Tristão e Isolda





Uma ópera de Wagner nos bastidores de Brasília

Richard Wagner (1813-1883) andava, apesar da glória, endividado até o pescoço. Tal qual nosso Carlos Gomes (1836-1896) nos seus últimos tempos no Pará, que chegou a pular o muro para fugir de cobradores, apesar do prestígio. Por essas e outras, além da paixão desmedida e impossível que sentia por Mathilde, poeta e esposa de Wesendonk, seu protetor, Wagner viu-se obrigado a uma escapada para a Suíça – não por um paraíso fiscal, onde hoje viveria na fartura se tivesse alguma fortuna obscura, pois os então recém-fundados Crédit Lyonnais e Crédit Suisse ainda não operavam como refúgio. Em meio a turbulências e paixões, interrompeu o volumoso trabalho do “Anel do Nibelungo”, uma tetralogia monumental com as óperas “O Ouro do Reino”, “A Valquíria”, “Siegfried” e “O Crepúsculo dos Deuses” –  para compor esta obra que marcou o começo de uma nova era na música universal. Wagner partiu de uma lenda celta do século 13, etnia (“celtic”, pronuncia-se “keltik”) poderosa na Europa durante muito tempo, e sobre a mitologia desses povos arquitetou “Tristan und Isolde”, um drama musical sem precedentes. Foi o “turning point”, o rompimento com a tradição de seu século. Na obra, o compositor se liberta das amarras tradicionais, navegando em constantes mudanças de tonalidade, melodias a vagar como espíritos. Introduz o cromatismo (do grego “khrôma”cores), distanciando-se do chamado sistema tonal, e com isso traçou a linha divisória entre este (clássico, de quase três séculos) e os rumos futuros. Em 1868, a ópera em três atos estreou enfim em Munique, sob a regência do poderoso Hans Von Büllow.

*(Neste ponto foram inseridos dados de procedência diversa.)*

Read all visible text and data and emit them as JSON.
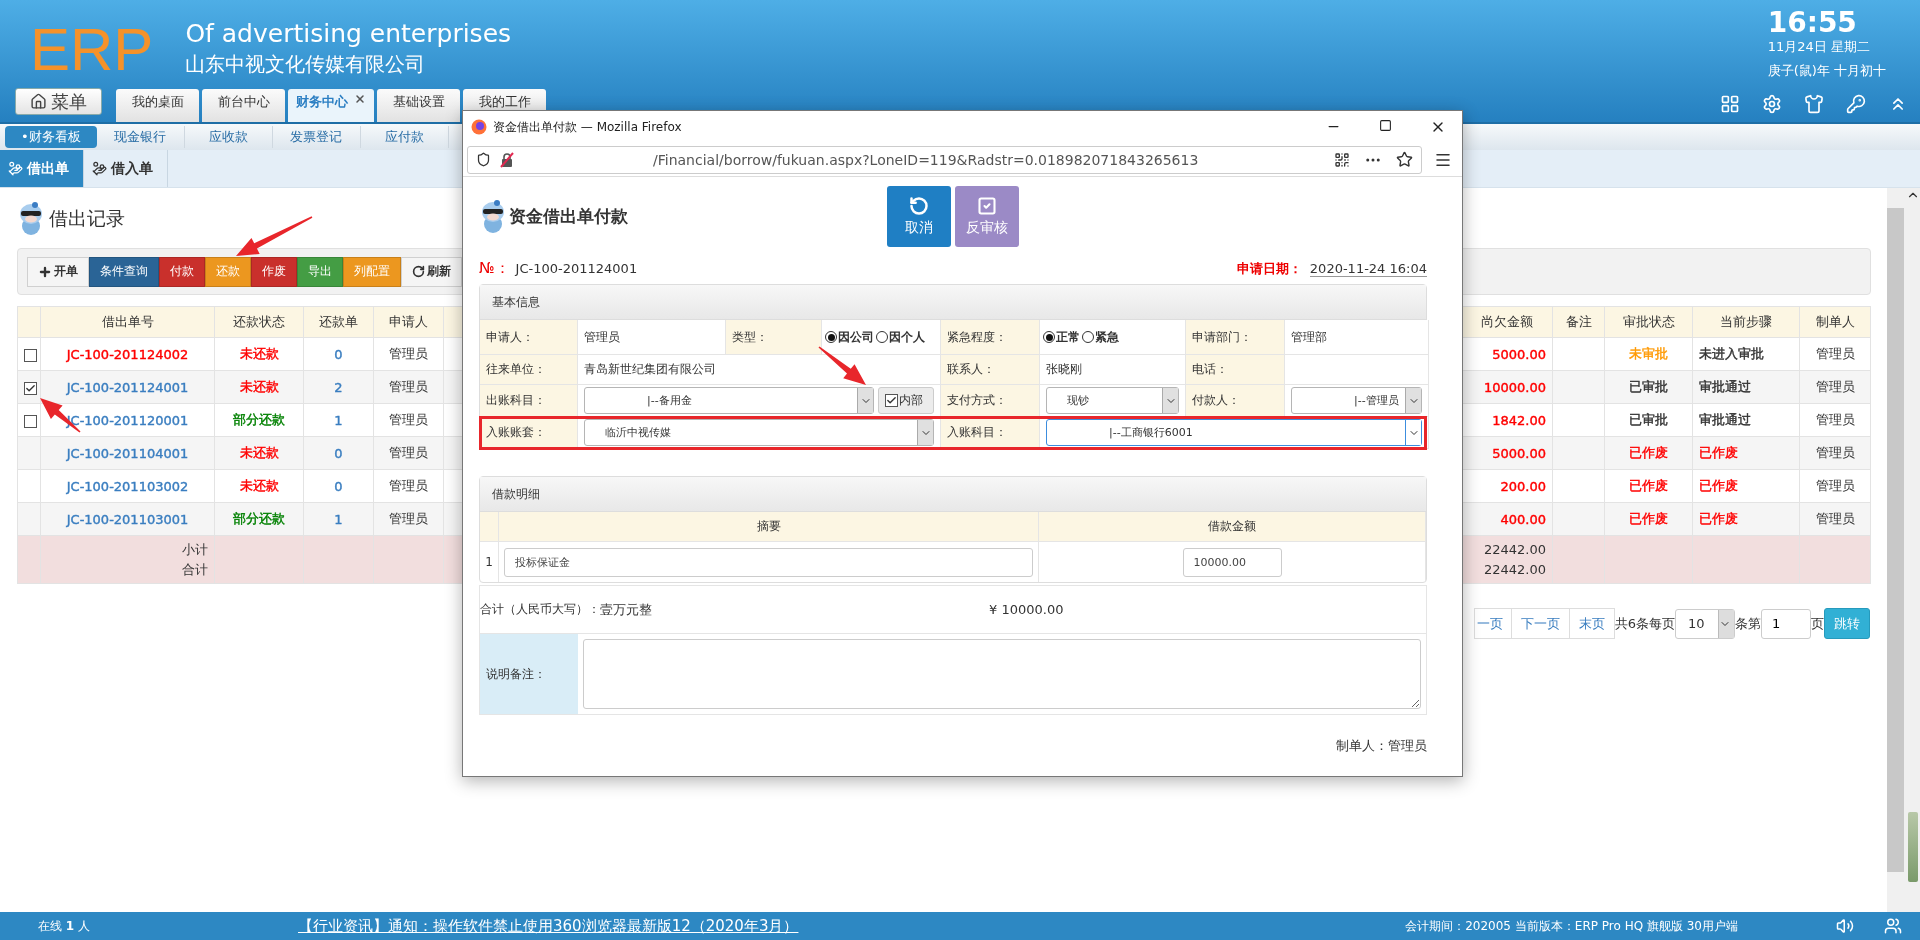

1º ato: Tristão (Lula, tenor) e seu assistente Kurwenal (Falcão, barítono) levam a princesa Isolda (Dilma, soprano) ao palácio de Cornwall, para casar-se com o rei Marcos (Temer, baixo) conforme o prometido. Em português, Cornwall é Cornuália – palavra que, convenhamos, não soa lá muito bem. Coincidências à parte, é também a terra da duquesa Camila Parker-Bowles, que com o príncipe Charles traiu a belíssima Lady Di, um tema para uma bela ópera wagneriana! Retomando, Brangäine (Marina, mezzo-soprano), antiga apoiadora, odeia Tristão-Lula, por suspeitar dos maus-olhados que teriam resultado na terrível morte acidental de seu noivo Morod (Campos), o que levou à ruína o plano do casal. Isolda-Dilma pede a Brangäine-Marina que prepare uma solução de um veneno infalível para matá-la juntamente com Tristão-Lula, no que seria o rito da celebração do pacto de amor e morte. Porém, ao invés de veneno, Brangäine-Marina, estrategicamente, despeja na taça um misterioso filtro de amor, pois manter a união dos dois seria mais interessante para suas ambições. Sentindo a proximidade da morte após beberem a poção, Tristão-Lula e Isolda-Dilma olham-se fixa e desesperadamente, temendo o pior que ainda estaria por vir.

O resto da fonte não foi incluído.